Telehealth app used unsafe prescribing practices to keep patients, lawsuit says

A former executive at Cerebral claims he was fired in part for raising concerns about prescribing practices at the telepsychiatry company, The Wall Street Journal reported April 29. 

Matthew Truebe, former vice president of product and engineering at Cerebral, filed the lawsuit April 27. The suit alleges Cerebral CEO Kyle Robertson asked employees to track the relationship between stimulant prescriptions for attention-deficit hyperactivity disorder and patient retention.

"When Cerebral determined that patients who were prescribed stimulants were more likely to remain Cerebral customers, the CEO directed Cerebral employees find ways to prescribe stimulants to more ADHD patients to increase retention," the lawsuit reads. 

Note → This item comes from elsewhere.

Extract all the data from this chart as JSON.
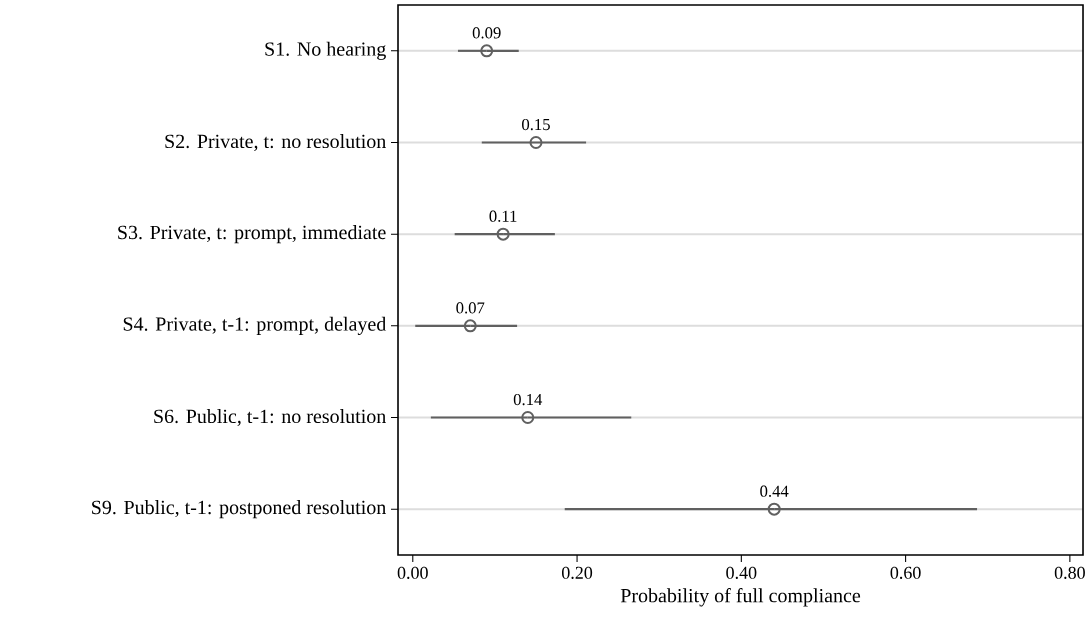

The lawsuit comes a month after the Journal reported that some Cerebral clinicians said they felt pressure to prescribe stimulants, such as Adderall, to patients after a 30-minute evaluation, which they said was not enough time to properly diagnose ADHD.

In the suit, Mr. Truebe claims the company's prescribing practices "consistently and at times egregiously put profits and growth before patient safety."

Cerebral has denied the suit's claims.

"We plan to vigorously defend ourselves against these false and unfounded allegations," the company said in a statement to the Journal.